Invece di proseguire nel disegno di un moderno Stato federale, raddrizzando le storture che sicuramente ci sono state in questi decenni, il Governo Monti decide di tornare indietro sulla strada dello Stato accentratore, con il suo strascico di forti tasse e deficit (quest’anno + 4,4 in rapporto al Pil). Per questo qualche giorno fa, in Consiglio comunale, maggioranza e opposizione hanno votato all’unanimità un Ordine del Giorno per verificare la costituzionalità dell’Imu. O meglio, di come è stata anticipata un anno fa la sperimentazione con il Decreto “Salva Italia”, per cui metà dell’imposta sulle seconde proprietà se l’è presa lo Stato, costringendo i Comuni ad elevare al massimo l’importo.

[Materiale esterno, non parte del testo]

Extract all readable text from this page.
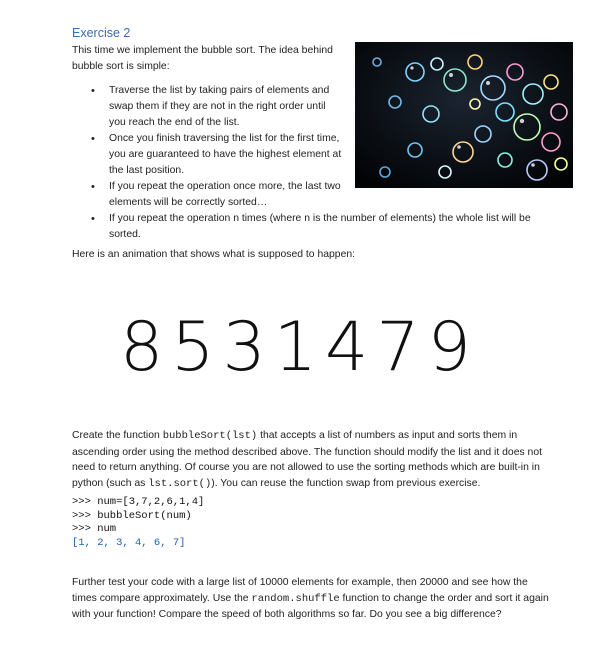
Exercise 2

This time we implement the bubble sort. The idea behind bubble sort is simple:

• Traverse the list by taking pairs of elements and swap them if they are not in the right order until you reach the end of the list.
• Once you finish traversing the list for the first time, you are guaranteed to have the highest element at the last position.
• If you repeat the operation once more, the last two elements will be correctly sorted…
• If you repeat the operation n times (where n is the number of elements) the whole list will be sorted.

Here is an animation that shows what is supposed to happen:

8531479

Create the function bubbleSort(lst) that accepts a list of numbers as input and sorts them in ascending order using the method described above. The function should modify the list and it does not need to return anything. Of course you are not allowed to use the sorting methods which are built-in in python (such as lst.sort()). You can reuse the function swap from previous exercise.

>>> num=[3,7,2,6,1,4]
>>> bubbleSort(num)
>>> num
[1, 2, 3, 4, 6, 7]

Further test your code with a large list of 10000 elements for example, then 20000 and see how the times compare approximately. Use the random.shuffle function to change the order and sort it again with your function! Compare the speed of both algorithms so far. Do you see a big difference?
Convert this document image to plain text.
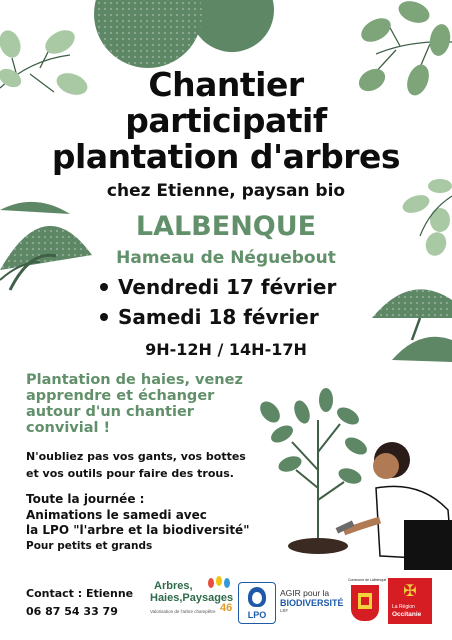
Chantier
participatif
plantation d'arbres
chez Etienne, paysan bio
LALBENQUE
Hameau de Néguebout
Vendredi 17 février
Samedi 18 février
9H-12H / 14H-17H
Plantation de haies, venez
apprendre et échanger
autour d'un chantier
convivial !
N'oubliez pas vos gants, vos bottes
et vos outils pour faire des trous.
Toute la journée :
Animations le samedi avec
la LPO "l'arbre et la biodiversité"
Pour petits et grands
Contact : Etienne
06 87 54 33 79
Arbres,
Haies,Paysages
46
Valorisation de l'arbre champêtre	LPO
AGIR pour la
BIODIVERSITÉ
LBF
Commune de Lalbenque
✠
La Région
Occitanie
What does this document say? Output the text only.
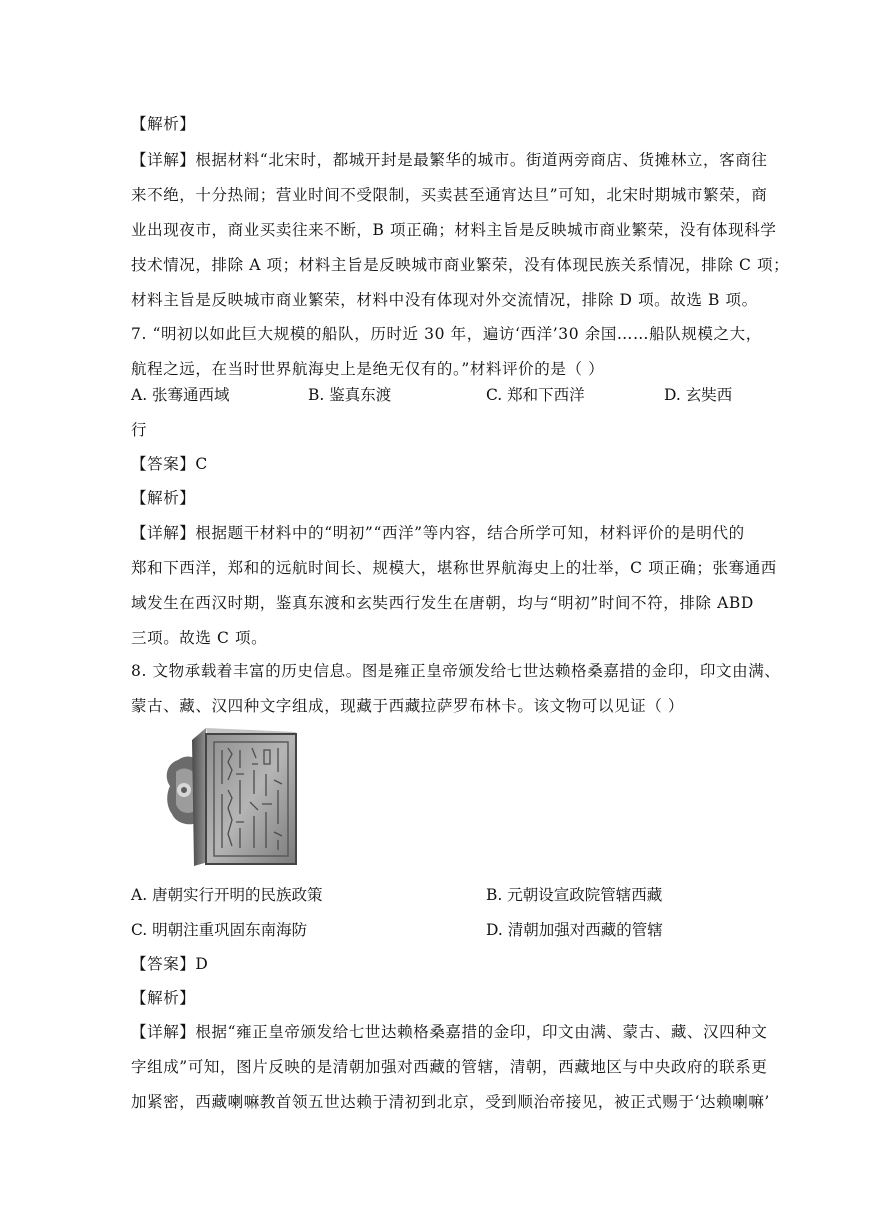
【解析】
【详解】根据材料“北宋时，都城开封是最繁华的城市。街道两旁商店、货摊林立，客商往
来不绝，十分热闹；营业时间不受限制，买卖甚至通宵达旦”可知，北宋时期城市繁荣，商
业出现夜市，商业买卖往来不断，B 项正确；材料主旨是反映城市商业繁荣，没有体现科学
技术情况，排除 A 项；材料主旨是反映城市商业繁荣，没有体现民族关系情况，排除 C 项；
材料主旨是反映城市商业繁荣，材料中没有体现对外交流情况，排除 D 项。故选 B 项。
7. “明初以如此巨大规模的船队，历时近 30 年，遍访‘西洋’30 余国……船队规模之大，
航程之远，在当时世界航海史上是绝无仅有的。”材料评价的是（ ）
A. 张骞通西域	B. 鉴真东渡	C. 郑和下西洋	D. 玄奘西
行
【答案】C
【解析】
【详解】根据题干材料中的“明初”“西洋”等内容，结合所学可知，材料评价的是明代的
郑和下西洋，郑和的远航时间长、规模大，堪称世界航海史上的壮举，C 项正确；张骞通西
域发生在西汉时期，鉴真东渡和玄奘西行发生在唐朝，均与“明初”时间不符，排除 ABD
三项。故选 C 项。
8. 文物承载着丰富的历史信息。图是雍正皇帝颁发给七世达赖格桑嘉措的金印，印文由满、
蒙古、藏、汉四种文字组成，现藏于西藏拉萨罗布林卡。该文物可以见证（ ）
A. 唐朝实行开明的民族政策	B. 元朝设宣政院管辖西藏
C. 明朝注重巩固东南海防	D. 清朝加强对西藏的管辖
【答案】D
【解析】
【详解】根据“雍正皇帝颁发给七世达赖格桑嘉措的金印，印文由满、蒙古、藏、汉四种文
字组成”可知，图片反映的是清朝加强对西藏的管辖，清朝，西藏地区与中央政府的联系更
加紧密，西藏喇嘛教首领五世达赖于清初到北京，受到顺治帝接见，被正式赐于‘达赖喇嘛’
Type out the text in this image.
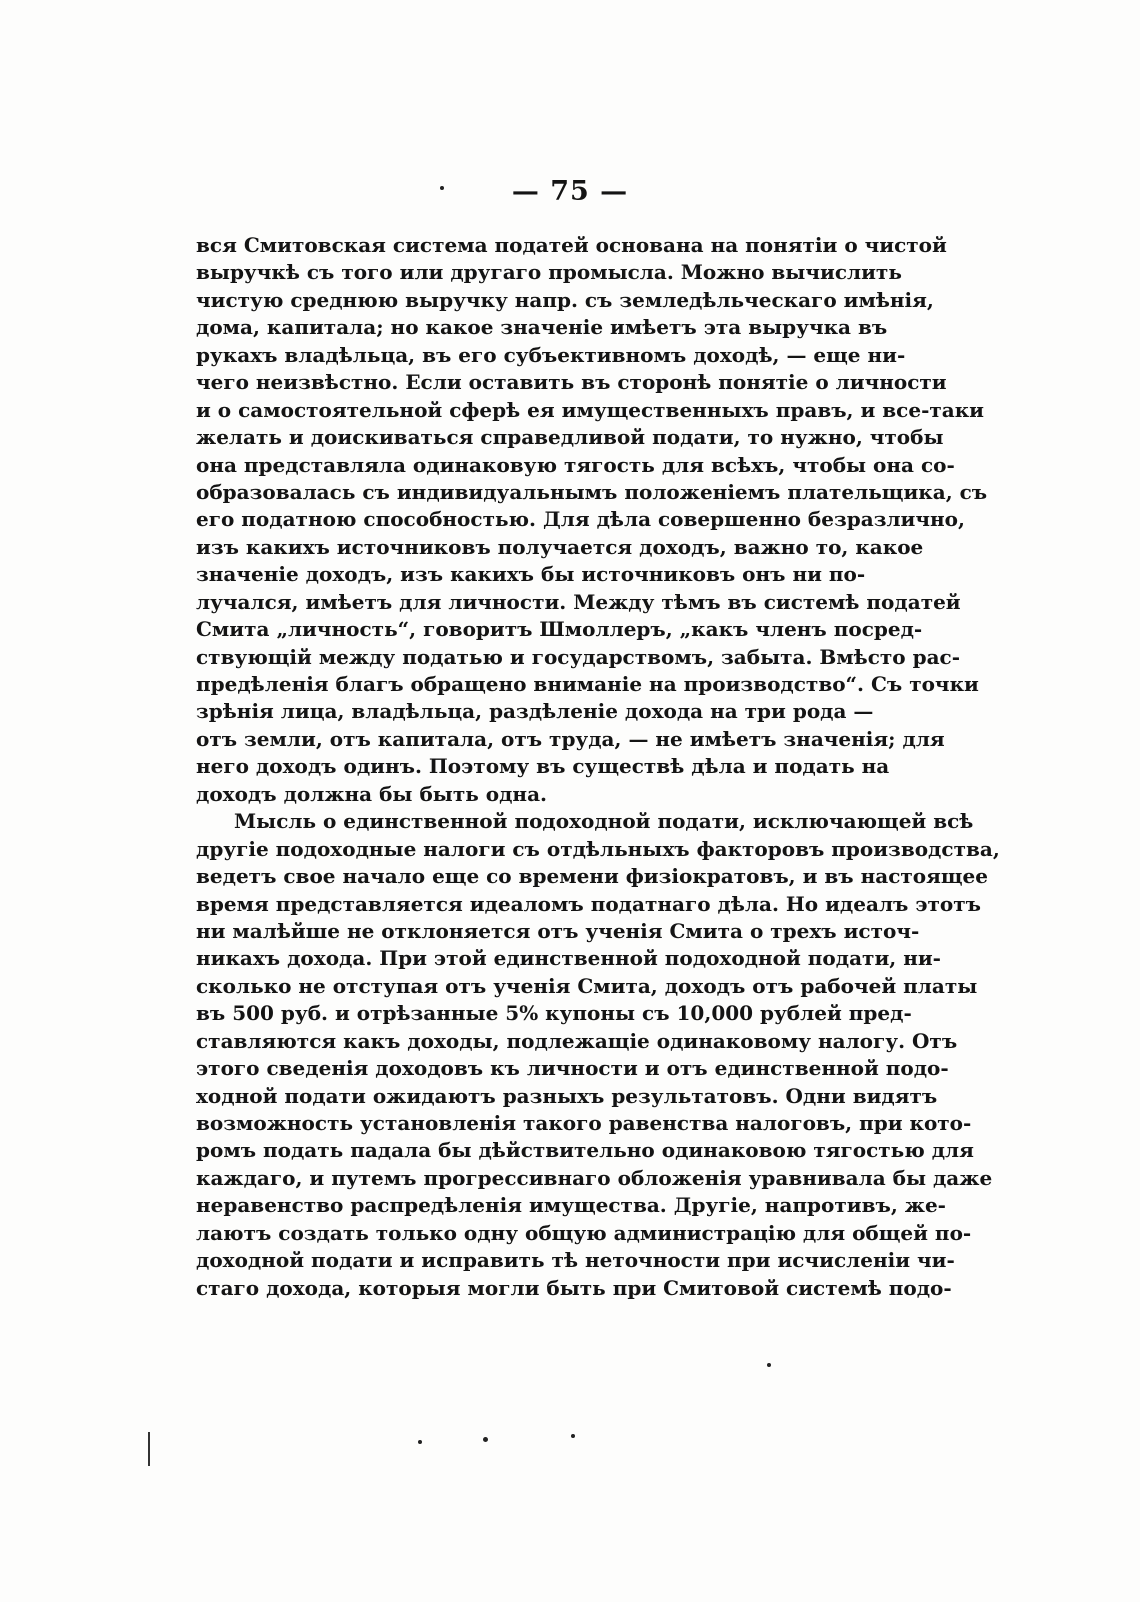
— 75 —
вся Смитовская система податей основана на понятіи о чистой
выручкѣ съ того или другаго промысла. Можно вычислить
чистую среднюю выручку напр. съ земледѣльческаго имѣнія,
дома, капитала; но какое значеніе имѣетъ эта выручка въ
рукахъ владѣльца, въ его субъективномъ доходѣ, — еще ни-
чего неизвѣстно. Если оставить въ сторонѣ понятіе о личности
и о самостоятельной сферѣ ея имущественныхъ правъ, и все-таки
желать и доискиваться справедливой подати, то нужно, чтобы
она представляла одинаковую тягость для всѣхъ, чтобы она со-
образовалась съ индивидуальнымъ положеніемъ плательщика, съ
его податною способностью. Для дѣла совершенно безразлично,
изъ какихъ источниковъ получается доходъ, важно то, какое
значеніе доходъ, изъ какихъ бы источниковъ онъ ни по-
лучался, имѣетъ для личности. Между тѣмъ въ системѣ податей
Смита „личность“, говоритъ Шмоллеръ, „какъ членъ посред-
ствующій между податью и государствомъ, забыта. Вмѣсто рас-
предѣленія благъ обращено вниманіе на производство“. Съ точки
зрѣнія лица, владѣльца, раздѣленіе дохода на три рода —
отъ земли, отъ капитала, отъ труда, — не имѣетъ значенія; для
него доходъ одинъ. Поэтому въ существѣ дѣла и подать на
доходъ должна бы быть одна.
Мысль о единственной подоходной подати, исключающей всѣ
другіе подоходные налоги съ отдѣльныхъ факторовъ производства,
ведетъ свое начало еще со времени физіократовъ, и въ настоящее
время представляется идеаломъ податнаго дѣла. Но идеалъ этотъ
ни малѣйше не отклоняется отъ ученія Смита о трехъ источ-
никахъ дохода. При этой единственной подоходной подати, ни-
сколько не отступая отъ ученія Смита, доходъ отъ рабочей платы
въ 500 руб. и отрѣзанные 5% купоны съ 10,000 рублей пред-
ставляются какъ доходы, подлежащіе одинаковому налогу. Отъ
этого сведенія доходовъ къ личности и отъ единственной подо-
ходной подати ожидаютъ разныхъ результатовъ. Одни видятъ
возможность установленія такого равенства налоговъ, при кото-
ромъ подать падала бы дѣйствительно одинаковою тягостью для
каждаго, и путемъ прогрессивнаго обложенія уравнивала бы даже
неравенство распредѣленія имущества. Другіе, напротивъ, же-
лаютъ создать только одну общую администрацію для общей по-
доходной подати и исправить тѣ неточности при исчисленіи чи-
стаго дохода, которыя могли быть при Смитовой системѣ подо-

Oggi più che mai il tema del controllo della spesa pubblica e, unitamente, della pressione fiscale (il rapporto tra imposte e tributi pagati dai contribuenti e la ricchezza prodotta) sono intimamente legate alla necessità di un riassetto istituzionale. Tuttavia occorre un passo in avanti per compiere la riforma dello Stato e non uno indietro di decenni. Se si aboliscono le Province, per esempio, si incentivino i Comuni sotto i 5mila abitanti, cioè il 72% di quelli italiani in cui vive solo il 19% della popolazione, ad aggregarsi e risparmiare così in spese di funzionamento, sull’esempio di quanto fatto nel Canton Ticino circa dieci anni fa. Questo implicherebbe, però, uscire dalla logica punitiva nei confronti di chi amministra e fa politica seriamente, che sembra invece dominare anche certe scelte governative. Uscire da questa logica e compiere il cammino di riassetto istituzionale significa anche procedere nella riduzione delle Regioni. Nel 1992 la Fondazione Agnelli propose di passare dalle attuali 20 a 12. La proposta presupponeva che una regione, per potere gestire nuove e più ampie competenze, dovesse godere di un’autosufficienza finanziaria. A fine anni ’80 solo 4  potevano dirsi finanziariamente autosufficienti e anzi pagavano di più, in termini di prelievo, di quanto non ricevessero in termini di spesa pubblica (Piemonte, Lombardia, Veneto ed Emilia Romagna). Negli anni ‘90 le regioni autosufficienti sono aumentate (si sono aggiunte Friuli, Liguria, Toscana, Marche, Lazio). Segno davvero che va compiuta la riforma riducendo l’attuale frammentazione regionale. Anche perché al crescere della demografia regionale aumenta la possibilità di raggiungere l’autonomia finanziaria. Infine, si attui l’art. 116 della Costituzione sul federalismo differenziato: maggiori ambiti di autonomia a chi è in grado di meglio governare. Perché responsabilizzare maggiormente i territori è l’unica via verso il risanamento del Paese. Pensiamo solo alla spesa assistenziale. Oggi il “grosso” viene gestito centralmente dagli enti previdenziali, e a quelli locali rimangono le briciole da litigarsi. Il risultato però è che in certe regioni su 100 euro di prestazioni l’INPS ne incassa solo 25. Alberto Brambilla, autore di uno studio sulla spesa sociale regionalizzata, ha spiegato che se si creassero le condizioni per una autosufficienza delle regioni almeno del 75%, dimezzeremmo in trent’anni il debito pubblico. E senza un maggior aggravio fiscale.

Se l’avvento del Governo dei tecnici ha segnato il fallimento della politica e il crescere dell’antipolitica, nuove proposte politiche sui contenuti fin qui esposti potrebbero segnare una rinascita. Tanto dei partiti, quanto del Paese intero.